Dergideki yazıların hepsini beğendim ve yazarların hepsi çok güzel şeyler ortaya koymuşlar. Bakmayın haklarında uzun uzun konuşmadığıma... Bu zamanımın kısa olmasından kaynaklı. Yoksa kesinlikle bu dergiyi almalısınız diyorum ve devam ediyorum.
paylaşıyorum ki, okumak isteyenleriniz okuyabilsinler. Şiirler hakkında pek konuşmuyorum. Çünkü şiirler duygu işidir ve her insan farklı duygulara sahiptir. Ben genelde romantik şiir seven bir insan değilim, ben daha çok sade şiirleri okumayı severim ki ben de şiir yazan birisiyim. Bir ara sizle de yazdığım şiirleri paylaşabilirim belki... Bu konuyu bir düşüneceğim ama siz de benimle beraber düşünün ki, ben de sizin bunu isteyip istemediğinizi bileyim.
Bu konuyu da arada kaynattığıma göre yine bir sayfa çevirme işlemine geçiyorum ve bu defa karşıma Aslıhan Keleş Kurtoğlu'nun sade bir dille yazdığı ama duygusal olarak ağır bir hikaye olan Süleyman çıkıyor.

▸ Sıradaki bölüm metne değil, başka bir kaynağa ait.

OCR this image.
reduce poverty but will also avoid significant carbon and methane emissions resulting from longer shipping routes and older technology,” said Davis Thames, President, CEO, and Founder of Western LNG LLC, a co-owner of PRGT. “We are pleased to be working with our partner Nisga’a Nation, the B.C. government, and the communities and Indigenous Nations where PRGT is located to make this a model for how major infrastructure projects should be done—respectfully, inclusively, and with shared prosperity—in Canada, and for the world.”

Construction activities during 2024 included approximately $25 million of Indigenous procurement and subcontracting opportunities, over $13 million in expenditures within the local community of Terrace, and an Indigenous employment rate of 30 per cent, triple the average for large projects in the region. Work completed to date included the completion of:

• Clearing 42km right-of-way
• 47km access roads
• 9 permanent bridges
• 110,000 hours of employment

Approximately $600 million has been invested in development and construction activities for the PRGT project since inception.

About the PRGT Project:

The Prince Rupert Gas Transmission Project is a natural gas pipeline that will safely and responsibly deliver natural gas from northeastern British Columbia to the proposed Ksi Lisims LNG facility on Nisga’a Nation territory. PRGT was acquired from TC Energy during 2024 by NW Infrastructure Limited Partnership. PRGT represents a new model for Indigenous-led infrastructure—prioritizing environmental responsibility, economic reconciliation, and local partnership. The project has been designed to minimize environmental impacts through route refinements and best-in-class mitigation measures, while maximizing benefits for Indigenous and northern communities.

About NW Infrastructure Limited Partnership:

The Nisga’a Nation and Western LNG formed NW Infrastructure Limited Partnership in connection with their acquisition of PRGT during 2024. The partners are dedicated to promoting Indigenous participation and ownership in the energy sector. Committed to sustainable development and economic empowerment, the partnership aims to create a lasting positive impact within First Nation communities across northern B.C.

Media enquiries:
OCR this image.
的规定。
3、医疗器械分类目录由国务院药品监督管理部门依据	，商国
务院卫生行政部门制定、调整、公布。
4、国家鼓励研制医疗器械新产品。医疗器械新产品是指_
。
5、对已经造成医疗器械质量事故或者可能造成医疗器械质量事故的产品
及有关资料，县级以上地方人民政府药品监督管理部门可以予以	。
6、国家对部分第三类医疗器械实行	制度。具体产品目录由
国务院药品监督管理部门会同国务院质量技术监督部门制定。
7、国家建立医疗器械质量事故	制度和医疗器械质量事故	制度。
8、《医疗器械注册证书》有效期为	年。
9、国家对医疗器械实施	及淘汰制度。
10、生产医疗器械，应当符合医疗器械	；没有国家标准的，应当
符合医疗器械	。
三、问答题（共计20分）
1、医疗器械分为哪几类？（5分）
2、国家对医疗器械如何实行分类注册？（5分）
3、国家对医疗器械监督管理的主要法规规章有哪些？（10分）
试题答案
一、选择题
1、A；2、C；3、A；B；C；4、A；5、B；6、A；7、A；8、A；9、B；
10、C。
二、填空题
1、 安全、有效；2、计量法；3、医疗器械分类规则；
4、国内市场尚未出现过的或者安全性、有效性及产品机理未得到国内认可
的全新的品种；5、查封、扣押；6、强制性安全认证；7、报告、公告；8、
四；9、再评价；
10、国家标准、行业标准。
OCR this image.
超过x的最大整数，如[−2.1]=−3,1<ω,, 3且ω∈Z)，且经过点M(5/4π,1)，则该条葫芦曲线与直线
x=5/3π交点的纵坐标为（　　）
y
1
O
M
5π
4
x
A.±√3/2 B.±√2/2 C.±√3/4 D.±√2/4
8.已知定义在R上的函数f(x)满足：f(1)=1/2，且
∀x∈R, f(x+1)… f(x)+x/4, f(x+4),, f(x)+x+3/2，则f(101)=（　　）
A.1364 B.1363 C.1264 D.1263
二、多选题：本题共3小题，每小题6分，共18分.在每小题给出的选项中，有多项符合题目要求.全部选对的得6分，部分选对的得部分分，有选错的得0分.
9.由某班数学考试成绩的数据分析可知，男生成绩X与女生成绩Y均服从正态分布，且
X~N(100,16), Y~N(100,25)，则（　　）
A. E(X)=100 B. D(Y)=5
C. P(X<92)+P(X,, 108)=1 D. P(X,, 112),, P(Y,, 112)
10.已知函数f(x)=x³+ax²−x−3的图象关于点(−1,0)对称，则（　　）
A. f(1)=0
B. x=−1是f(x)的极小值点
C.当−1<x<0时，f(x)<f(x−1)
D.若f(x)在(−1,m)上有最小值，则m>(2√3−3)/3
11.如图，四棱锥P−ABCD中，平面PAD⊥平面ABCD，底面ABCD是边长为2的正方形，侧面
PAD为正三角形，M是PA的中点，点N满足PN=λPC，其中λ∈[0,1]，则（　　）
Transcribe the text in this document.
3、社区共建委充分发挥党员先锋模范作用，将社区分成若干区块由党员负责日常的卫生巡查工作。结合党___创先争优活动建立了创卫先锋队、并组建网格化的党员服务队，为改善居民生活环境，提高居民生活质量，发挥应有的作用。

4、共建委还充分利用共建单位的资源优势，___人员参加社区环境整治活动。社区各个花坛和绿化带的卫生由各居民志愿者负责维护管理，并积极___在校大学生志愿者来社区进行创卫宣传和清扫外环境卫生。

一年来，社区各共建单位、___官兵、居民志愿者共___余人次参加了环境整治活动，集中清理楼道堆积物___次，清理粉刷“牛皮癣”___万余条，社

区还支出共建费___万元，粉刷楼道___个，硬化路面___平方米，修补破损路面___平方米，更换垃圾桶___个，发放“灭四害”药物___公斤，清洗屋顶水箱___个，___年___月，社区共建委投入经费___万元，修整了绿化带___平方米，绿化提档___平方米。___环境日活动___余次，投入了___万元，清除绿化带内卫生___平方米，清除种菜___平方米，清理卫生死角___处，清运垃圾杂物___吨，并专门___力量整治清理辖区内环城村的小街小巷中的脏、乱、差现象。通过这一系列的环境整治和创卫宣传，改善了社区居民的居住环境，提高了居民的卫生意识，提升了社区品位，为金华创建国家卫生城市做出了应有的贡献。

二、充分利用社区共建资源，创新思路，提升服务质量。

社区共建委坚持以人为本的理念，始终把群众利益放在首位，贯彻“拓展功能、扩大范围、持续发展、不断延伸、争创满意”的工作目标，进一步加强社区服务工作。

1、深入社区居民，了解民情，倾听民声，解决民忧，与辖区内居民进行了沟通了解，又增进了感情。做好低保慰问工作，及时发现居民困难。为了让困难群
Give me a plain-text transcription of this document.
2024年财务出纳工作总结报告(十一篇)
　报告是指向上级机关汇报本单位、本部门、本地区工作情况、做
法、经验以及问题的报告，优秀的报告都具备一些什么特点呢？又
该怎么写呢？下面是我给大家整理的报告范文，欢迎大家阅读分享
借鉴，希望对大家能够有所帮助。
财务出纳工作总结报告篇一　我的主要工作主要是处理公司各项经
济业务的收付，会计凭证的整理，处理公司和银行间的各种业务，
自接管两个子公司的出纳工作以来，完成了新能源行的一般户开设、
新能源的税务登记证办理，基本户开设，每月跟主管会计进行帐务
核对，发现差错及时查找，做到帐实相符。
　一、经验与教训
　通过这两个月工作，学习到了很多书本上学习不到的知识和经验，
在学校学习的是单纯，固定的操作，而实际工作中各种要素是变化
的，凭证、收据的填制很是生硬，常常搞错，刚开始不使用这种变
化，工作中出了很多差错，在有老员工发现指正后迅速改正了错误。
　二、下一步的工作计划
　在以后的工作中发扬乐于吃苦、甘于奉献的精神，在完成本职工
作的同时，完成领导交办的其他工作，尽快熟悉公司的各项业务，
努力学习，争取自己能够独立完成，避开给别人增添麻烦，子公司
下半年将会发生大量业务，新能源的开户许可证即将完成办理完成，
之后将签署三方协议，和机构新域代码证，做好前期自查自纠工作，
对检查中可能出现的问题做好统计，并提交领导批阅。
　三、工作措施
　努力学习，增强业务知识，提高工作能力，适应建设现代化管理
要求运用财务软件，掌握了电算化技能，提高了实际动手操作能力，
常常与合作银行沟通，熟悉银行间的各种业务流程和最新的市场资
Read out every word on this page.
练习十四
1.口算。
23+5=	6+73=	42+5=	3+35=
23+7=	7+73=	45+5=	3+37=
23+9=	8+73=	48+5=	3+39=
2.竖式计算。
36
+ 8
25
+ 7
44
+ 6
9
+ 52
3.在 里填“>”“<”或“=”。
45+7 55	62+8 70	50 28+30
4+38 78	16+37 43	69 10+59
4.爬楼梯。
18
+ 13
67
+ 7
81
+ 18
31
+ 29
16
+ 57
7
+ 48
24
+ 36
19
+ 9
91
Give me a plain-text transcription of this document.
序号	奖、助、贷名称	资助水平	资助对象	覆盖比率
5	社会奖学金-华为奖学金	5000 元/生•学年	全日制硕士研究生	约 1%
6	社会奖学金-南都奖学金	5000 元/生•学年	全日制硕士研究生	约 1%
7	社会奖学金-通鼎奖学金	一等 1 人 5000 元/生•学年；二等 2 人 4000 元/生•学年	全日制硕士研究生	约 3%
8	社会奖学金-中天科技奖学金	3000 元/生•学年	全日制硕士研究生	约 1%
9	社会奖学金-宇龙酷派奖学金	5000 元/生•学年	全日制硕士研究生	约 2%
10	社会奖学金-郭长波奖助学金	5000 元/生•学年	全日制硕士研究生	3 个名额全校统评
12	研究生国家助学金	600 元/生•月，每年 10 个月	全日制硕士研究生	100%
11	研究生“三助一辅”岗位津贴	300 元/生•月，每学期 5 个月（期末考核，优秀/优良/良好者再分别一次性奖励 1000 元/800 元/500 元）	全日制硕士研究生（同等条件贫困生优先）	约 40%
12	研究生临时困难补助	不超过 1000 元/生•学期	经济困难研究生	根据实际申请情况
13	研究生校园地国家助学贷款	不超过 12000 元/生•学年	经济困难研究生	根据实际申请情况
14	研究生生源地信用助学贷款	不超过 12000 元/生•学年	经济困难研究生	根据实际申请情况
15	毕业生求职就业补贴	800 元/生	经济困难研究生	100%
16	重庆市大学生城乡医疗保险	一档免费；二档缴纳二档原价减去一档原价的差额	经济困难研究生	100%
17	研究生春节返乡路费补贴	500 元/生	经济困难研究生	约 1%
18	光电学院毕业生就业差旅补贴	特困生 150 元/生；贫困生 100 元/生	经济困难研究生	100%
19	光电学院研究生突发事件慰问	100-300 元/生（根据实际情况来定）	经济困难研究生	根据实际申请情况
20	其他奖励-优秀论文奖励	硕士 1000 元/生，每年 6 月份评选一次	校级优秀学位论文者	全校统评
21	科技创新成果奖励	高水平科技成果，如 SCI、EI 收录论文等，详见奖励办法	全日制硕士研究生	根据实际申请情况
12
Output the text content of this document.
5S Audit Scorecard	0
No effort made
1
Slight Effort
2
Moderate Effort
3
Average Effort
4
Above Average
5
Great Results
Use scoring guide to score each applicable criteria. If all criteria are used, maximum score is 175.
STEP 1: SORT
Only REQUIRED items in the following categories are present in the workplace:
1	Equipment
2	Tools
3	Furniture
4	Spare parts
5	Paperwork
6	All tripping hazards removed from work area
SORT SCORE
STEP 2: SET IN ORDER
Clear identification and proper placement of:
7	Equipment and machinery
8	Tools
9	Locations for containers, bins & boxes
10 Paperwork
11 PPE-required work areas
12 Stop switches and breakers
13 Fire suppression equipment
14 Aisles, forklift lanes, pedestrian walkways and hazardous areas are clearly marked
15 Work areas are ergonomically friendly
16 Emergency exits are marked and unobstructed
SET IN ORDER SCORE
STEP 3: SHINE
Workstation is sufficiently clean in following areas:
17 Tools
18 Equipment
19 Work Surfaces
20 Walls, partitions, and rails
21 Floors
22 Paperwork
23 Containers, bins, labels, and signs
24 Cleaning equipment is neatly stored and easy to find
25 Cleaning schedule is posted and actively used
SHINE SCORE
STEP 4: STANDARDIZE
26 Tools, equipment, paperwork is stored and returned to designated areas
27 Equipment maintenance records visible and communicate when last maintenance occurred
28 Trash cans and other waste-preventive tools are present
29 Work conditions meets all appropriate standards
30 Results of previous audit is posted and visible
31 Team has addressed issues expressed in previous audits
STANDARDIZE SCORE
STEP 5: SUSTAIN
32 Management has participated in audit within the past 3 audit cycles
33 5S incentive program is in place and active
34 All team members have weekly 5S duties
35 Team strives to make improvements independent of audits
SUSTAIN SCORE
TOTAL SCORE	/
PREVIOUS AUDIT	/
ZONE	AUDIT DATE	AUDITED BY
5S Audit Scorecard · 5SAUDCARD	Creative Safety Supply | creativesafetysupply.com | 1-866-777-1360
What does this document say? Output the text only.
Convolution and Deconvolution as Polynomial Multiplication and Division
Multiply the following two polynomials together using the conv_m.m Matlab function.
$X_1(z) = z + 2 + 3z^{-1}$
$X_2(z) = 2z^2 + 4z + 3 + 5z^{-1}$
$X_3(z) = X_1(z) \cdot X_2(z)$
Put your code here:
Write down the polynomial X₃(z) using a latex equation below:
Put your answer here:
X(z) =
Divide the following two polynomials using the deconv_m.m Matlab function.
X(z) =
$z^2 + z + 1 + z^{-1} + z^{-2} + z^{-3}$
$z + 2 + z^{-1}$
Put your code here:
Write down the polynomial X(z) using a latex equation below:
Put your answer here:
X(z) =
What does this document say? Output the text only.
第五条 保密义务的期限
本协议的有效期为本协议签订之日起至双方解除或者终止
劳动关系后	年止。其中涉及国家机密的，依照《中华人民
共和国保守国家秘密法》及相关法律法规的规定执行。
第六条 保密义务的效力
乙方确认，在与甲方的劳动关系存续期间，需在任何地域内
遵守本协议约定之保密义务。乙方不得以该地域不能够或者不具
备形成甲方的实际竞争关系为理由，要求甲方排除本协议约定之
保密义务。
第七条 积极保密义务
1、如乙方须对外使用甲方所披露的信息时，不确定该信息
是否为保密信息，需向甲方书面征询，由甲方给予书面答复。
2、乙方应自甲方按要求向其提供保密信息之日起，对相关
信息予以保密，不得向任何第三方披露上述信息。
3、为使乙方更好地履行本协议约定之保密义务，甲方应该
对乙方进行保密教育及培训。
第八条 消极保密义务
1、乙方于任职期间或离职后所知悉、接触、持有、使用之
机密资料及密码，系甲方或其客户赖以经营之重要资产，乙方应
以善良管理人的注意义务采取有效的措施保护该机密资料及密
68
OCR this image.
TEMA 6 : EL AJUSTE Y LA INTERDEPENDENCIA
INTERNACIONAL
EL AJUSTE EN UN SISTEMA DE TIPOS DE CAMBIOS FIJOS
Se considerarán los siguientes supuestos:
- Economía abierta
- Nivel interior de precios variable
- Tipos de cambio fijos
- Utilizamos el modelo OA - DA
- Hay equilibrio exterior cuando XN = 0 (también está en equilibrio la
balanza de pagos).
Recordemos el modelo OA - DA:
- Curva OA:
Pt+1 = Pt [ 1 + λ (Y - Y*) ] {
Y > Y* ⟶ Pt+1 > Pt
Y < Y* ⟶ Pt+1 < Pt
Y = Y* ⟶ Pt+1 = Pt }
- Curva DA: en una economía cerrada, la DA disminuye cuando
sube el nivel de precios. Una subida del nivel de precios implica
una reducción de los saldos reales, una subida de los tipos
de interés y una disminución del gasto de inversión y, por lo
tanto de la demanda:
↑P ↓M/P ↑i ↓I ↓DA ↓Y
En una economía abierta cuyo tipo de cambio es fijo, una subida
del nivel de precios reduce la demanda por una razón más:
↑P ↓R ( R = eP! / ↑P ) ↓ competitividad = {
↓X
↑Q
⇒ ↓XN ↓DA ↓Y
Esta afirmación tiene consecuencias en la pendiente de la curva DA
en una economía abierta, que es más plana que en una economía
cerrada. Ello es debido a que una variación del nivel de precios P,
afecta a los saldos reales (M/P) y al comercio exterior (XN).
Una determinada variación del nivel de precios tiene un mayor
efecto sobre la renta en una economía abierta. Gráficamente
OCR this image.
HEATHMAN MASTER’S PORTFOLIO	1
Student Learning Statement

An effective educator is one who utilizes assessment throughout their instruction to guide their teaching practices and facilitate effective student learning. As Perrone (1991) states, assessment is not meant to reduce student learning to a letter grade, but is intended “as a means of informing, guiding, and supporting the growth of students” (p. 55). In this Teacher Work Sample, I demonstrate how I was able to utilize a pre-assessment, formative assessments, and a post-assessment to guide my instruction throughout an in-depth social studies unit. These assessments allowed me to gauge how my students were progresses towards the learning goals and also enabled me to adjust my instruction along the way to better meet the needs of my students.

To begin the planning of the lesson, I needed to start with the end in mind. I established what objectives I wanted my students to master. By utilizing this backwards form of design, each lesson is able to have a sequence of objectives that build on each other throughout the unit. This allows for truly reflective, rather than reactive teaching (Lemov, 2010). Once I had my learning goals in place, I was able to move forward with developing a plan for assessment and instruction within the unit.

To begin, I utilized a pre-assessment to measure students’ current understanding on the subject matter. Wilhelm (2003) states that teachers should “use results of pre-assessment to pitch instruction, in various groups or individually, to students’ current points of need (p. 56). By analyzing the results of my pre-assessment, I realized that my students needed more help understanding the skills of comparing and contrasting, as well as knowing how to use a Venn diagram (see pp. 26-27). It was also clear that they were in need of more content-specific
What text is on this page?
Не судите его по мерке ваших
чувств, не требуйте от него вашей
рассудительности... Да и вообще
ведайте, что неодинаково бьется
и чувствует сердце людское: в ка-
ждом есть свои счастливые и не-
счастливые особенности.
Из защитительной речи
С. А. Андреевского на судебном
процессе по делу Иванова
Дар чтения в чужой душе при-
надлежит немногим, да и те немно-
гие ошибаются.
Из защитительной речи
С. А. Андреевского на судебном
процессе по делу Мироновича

Süleyman hikayesi o kadar tanıdık ki... Bu hikayeyi okuyan herkes, hikayenin içinde kendinden ya da çevresinden tanıdık bir şeyler illa ki bulacaktır. Hikeye o kadar güzel işlenmiş ki, içindeki duyguları istisnasız sizde yaşıyorsunuz ve dili son derece sade... Bu hikayeyi de okumaızı gerçekten isterim ve o yüzden size benden bir kıyak... Hikayenin tamamını yandaki fotoğrafla birlikte bırakıyorum ve oradan okumanızı tavsiye ediyorum.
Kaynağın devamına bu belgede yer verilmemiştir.